Subject: I have found a CD that I think you would enjoy
Three stars 'cause it's Blakey.
Samuel Chell | Kenosha,, WI United States | 02/28/2007
(3 out of 5 stars)
"The quest to find quality Blakey recordings made in the '80s is often discouraging, especially since this was a period during which "schooled" players and a "reactionary" musical environment supposedly were working in favor of the great percussionist. Perhaps Bu was letting up on the reigns, content to stoke the fires while his line-ups of alternating Berkley graduates continued to contribute modal riffs disguised as compositions (where were the Golson and Walter Davis Jr. tunes when they were most needed?) and show off all of their Coltrane scales and top tones.
The program is dense, monochromatic, and monotonous--hard bop verging on late 60s free sounds.
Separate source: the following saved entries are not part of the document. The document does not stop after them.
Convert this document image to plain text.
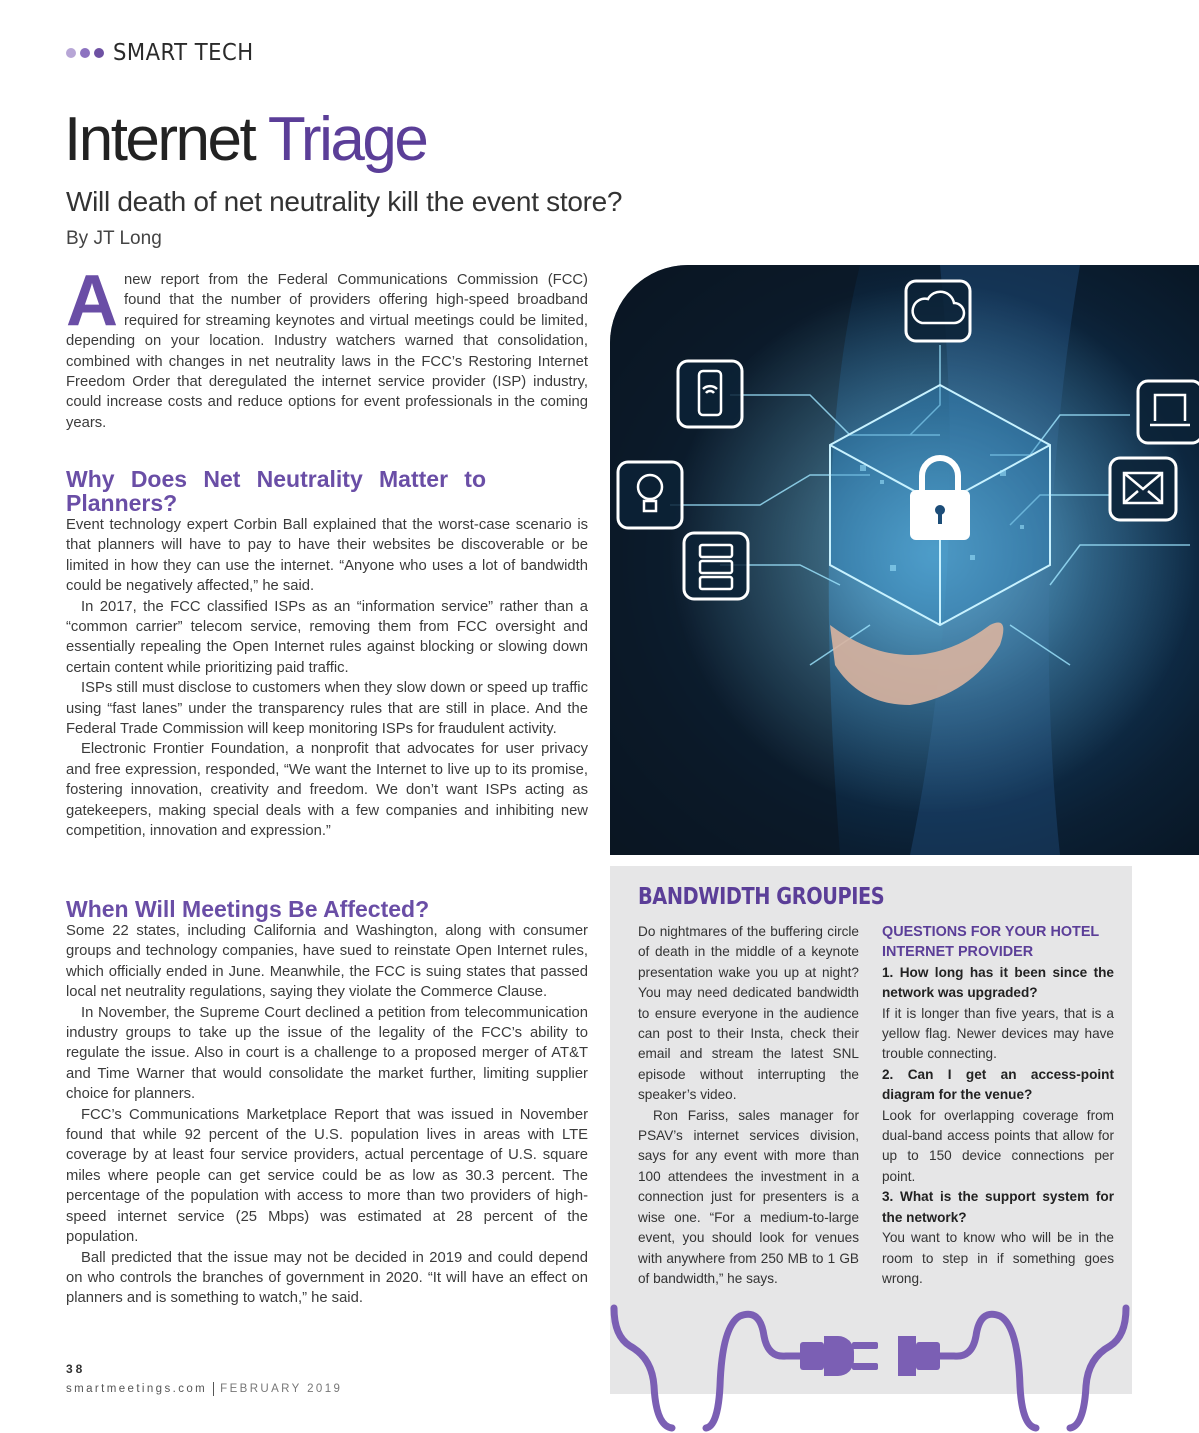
SMART TECH
Internet Triage
Will death of net neutrality kill the event store?
By JT Long

Anew report from the Federal Communications Commission (FCC) found that the number of providers offering high-speed broadband required for streaming keynotes and virtual meetings could be limited, depending on your location. Industry watchers warned that consolidation, combined with changes in net neutrality laws in the FCC’s Restoring Internet Freedom Order that deregulated the internet service provider (ISP) industry, could increase costs and reduce options for event professionals in the coming years.

Why Does Net Neutrality Matter to Planners?

Event technology expert Corbin Ball explained that the worst-case scenario is that planners will have to pay to have their websites be discoverable or be limited in how they can use the internet. “Anyone who uses a lot of bandwidth could be negatively affected,” he said.

In 2017, the FCC classified ISPs as an “information service” rather than a “common carrier” telecom service, removing them from FCC oversight and essentially repealing the Open Internet rules against blocking or slowing down certain content while prioritizing paid traffic.

ISPs still must disclose to customers when they slow down or speed up traffic using “fast lanes” under the transparency rules that are still in place. And the Federal Trade Commission will keep monitoring ISPs for fraudulent activity.

Electronic Frontier Foundation, a nonprofit that advocates for user privacy and free expression, responded, “We want the Internet to live up to its promise, fostering innovation, creativity and freedom. We don’t want ISPs acting as gatekeepers, making special deals with a few companies and inhibiting new competition, innovation and expression.”

When Will Meetings Be Affected?

Some 22 states, including California and Washington, along with consumer groups and technology companies, have sued to reinstate Open Internet rules, which officially ended in June. Meanwhile, the FCC is suing states that passed local net neutrality regulations, saying they violate the Commerce Clause.

In November, the Supreme Court declined a petition from telecommunication industry groups to take up the issue of the legality of the FCC’s ability to regulate the issue. Also in court is a challenge to a proposed merger of AT&T and Time Warner that would consolidate the market further, limiting supplier choice for planners.

FCC’s Communications Marketplace Report that was issued in November found that while 92 percent of the U.S. population lives in areas with LTE coverage by at least four service providers, actual percentage of U.S. square miles where people can get service could be as low as 30.3 percent. The percentage of the population with access to more than two providers of high-speed internet service (25 Mbps) was estimated at 28 percent of the population.

Ball predicted that the issue may not be decided in 2019 and could depend on who controls the branches of government in 2020. “It will have an effect on planners and is something to watch,” he said.

BANDWIDTH GROUPIES

Do nightmares of the buffering circle of death in the middle of a keynote presentation wake you up at night? You may need dedicated bandwidth to ensure everyone in the audience can post to their Insta, check their email and stream the latest SNL episode without interrupting the speaker’s video.

Ron Fariss, sales manager for PSAV’s internet services division, says for any event with more than 100 attendees the investment in a connection just for presenters is a wise one. “For a medium-to-large event, you should look for venues with anywhere from 250 MB to 1 GB of bandwidth,” he says.

QUESTIONS FOR YOUR HOTEL INTERNET PROVIDER

1. How long has it been since the network was upgraded?

If it is longer than five years, that is a yellow flag. Newer devices may have trouble connecting.

2. Can I get an access-point diagram for the venue?

Look for overlapping coverage from dual-band access points that allow for up to 150 device connections per point.

3. What is the support system for the network?

You want to know who will be in the room to step in if something goes wrong.

38
smartmeetings.com FEBRUARY 2019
The addition of Toussaint's tenor saxophone is completely superfluous, especially with Blanchard and Harrison on hand. The game plan for each soloist is the same: start quietly sans percussion and build to an all-out frenzy (like a Metheny show without the production values). The recording is irritatingly bass-heavy (after a while the session sounds like a Plaxico walking-bass solo album.)
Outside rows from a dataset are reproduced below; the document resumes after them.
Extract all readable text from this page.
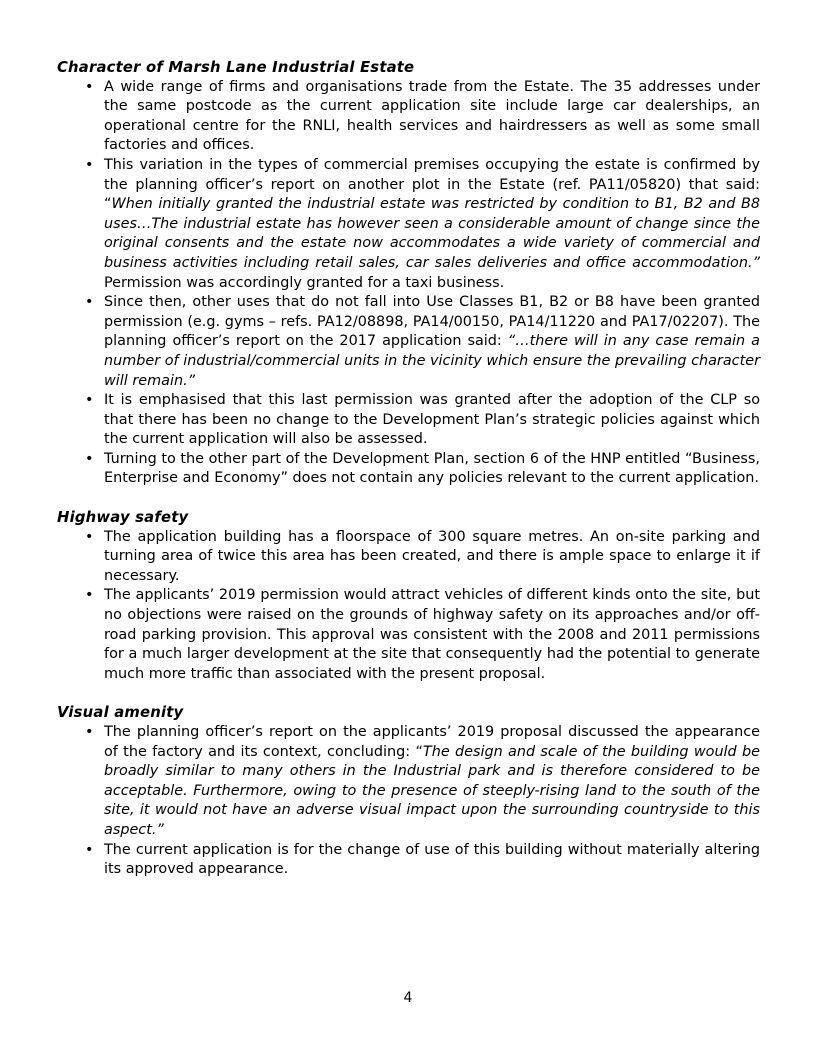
Character of Marsh Lane Industrial Estate
• A wide range of firms and organisations trade from the Estate. The 35 addresses under the same postcode as the current application site include large car dealerships, an operational centre for the RNLI, health services and hairdressers as well as some small factories and offices.
• This variation in the types of commercial premises occupying the estate is confirmed by the planning officer’s report on another plot in the Estate (ref. PA11/05820) that said: “When initially granted the industrial estate was restricted by condition to B1, B2 and B8 uses…The industrial estate has however seen a considerable amount of change since the original consents and the estate now accommodates a wide variety of commercial and business activities including retail sales, car sales deliveries and office accommodation.” Permission was accordingly granted for a taxi business.
• Since then, other uses that do not fall into Use Classes B1, B2 or B8 have been granted permission (e.g. gyms – refs. PA12/08898, PA14/00150, PA14/11220 and PA17/02207). The planning officer’s report on the 2017 application said: “…there will in any case remain a number of industrial/commercial units in the vicinity which ensure the prevailing character will remain.”
• It is emphasised that this last permission was granted after the adoption of the CLP so that there has been no change to the Development Plan’s strategic policies against which the current application will also be assessed.
• Turning to the other part of the Development Plan, section 6 of the HNP entitled “Business, Enterprise and Economy” does not contain any policies relevant to the current application.
Highway safety
• The application building has a floorspace of 300 square metres. An on-site parking and turning area of twice this area has been created, and there is ample space to enlarge it if necessary.
• The applicants’ 2019 permission would attract vehicles of different kinds onto the site, but no objections were raised on the grounds of highway safety on its approaches and/or off-road parking provision. This approval was consistent with the 2008 and 2011 permissions for a much larger development at the site that consequently had the potential to generate much more traffic than associated with the present proposal.
Visual amenity
• The planning officer’s report on the applicants’ 2019 proposal discussed the appearance of the factory and its context, concluding: “The design and scale of the building would be broadly similar to many others in the Industrial park and is therefore considered to be acceptable. Furthermore, owing to the presence of steeply-rising land to the south of the site, it would not have an adverse visual impact upon the surrounding countryside to this aspect.”
• The current application is for the change of use of this building without materially altering its approved appearance.
4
Despite the sub-standard program and audio, both Blanchard and Harrison have some good moments while Mulgrew Miller is under-utilized. The CD comes to an inglorious finish when the music is aborted in the middle of the final tune, "I Want to Talk about You." Just as well. This is the worst arrangement and performance I've ever heard of the Billy Eckstein ballad much prized by Coltrane."